In a significant ruling that clarifies financial liabilities in cancelled real estate deals, the West Bengal Real Estate Appellate Tribunal in Kolkata has decreed that a home buyer cannot directly demand a refund of Goods and Services Tax (GST) from the property developer once a purchase agreement is terminated.
The Core of the Dispute: Who Refunds the GST?
The case centered on a dispute between an allottee, Malabika Bhoumic, and the promoter, PS Group Realty Pvt Ltd. Bhoumic had agreed to purchase a 665 sq ft flat on the 15th floor of Project ONE-10 on May 25, 2022, for a total consideration of Rs 88,26,140. She paid an initial amount of Rs 9,17,919.
However, due to a failure to pay the remaining balance, the promoter terminated the agreement on June 16, 2023. Following this, Bhoumic sought a cancellation and full refund through the state's regulatory authority.
Regulatory Orders and the Tribunal's Intervention
The West Bengal Real Estate Regulatory Authority (WBRERA) initially directed the promoter to refund Rs 8,17,919 to the allottee, after deducting a booking charge of Rs 1,00,000. The authority also imposed a penalty when PS Group withheld a portion of this refund, citing it as GST already paid to the government.
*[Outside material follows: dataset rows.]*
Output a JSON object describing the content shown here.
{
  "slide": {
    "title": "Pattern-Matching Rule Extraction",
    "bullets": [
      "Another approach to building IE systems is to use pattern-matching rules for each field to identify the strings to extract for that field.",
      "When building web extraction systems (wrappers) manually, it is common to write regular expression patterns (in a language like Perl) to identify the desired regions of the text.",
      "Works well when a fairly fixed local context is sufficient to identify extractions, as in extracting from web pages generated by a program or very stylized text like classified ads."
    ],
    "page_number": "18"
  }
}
Challenging this order, the promoter filed an appeal. After hearing arguments, the tribunal bench, comprising Justice Rabindranath Samanta (chairperson) and Subrat Mukherjee (administrative member), delivered a pivotal verdict. The tribunal modified the regulatory order, allowing PS Group to deduct Rs 4,20,500 as GST from the refundable amount. It also set aside the Rs 2,00,000 penalty imposed by WBRERA on the promoter.
Legal Basis and Implications for Buyers
The tribunal's decision, which disposed of two appeals against regulatory orders dated January 24, 2024, and February 25, 2025, was grounded in specific tax laws. Referring to Sections 13(2) and 31(2) of the Central Goods and Services Tax Act, 2017, and a circular dated December 27, 2022, the bench clarified the legal position.
The ruling established that once the promoter issues an invoice, they are legally obligated to pay the applicable GST on behalf of the allottee to the tax authorities. Consequently, if the agreement is later cancelled, the allottee must claim the tax refund directly from the GST authority, not from the developer. The tribunal held that the promoter's action of deducting the already-deposited GST from the refund was justified under this framework.
This judgment provides crucial clarity for both developers and home buyers navigating the financial aftermath of terminated property deals, emphasizing the separate channels for recovering principal amounts and tax components.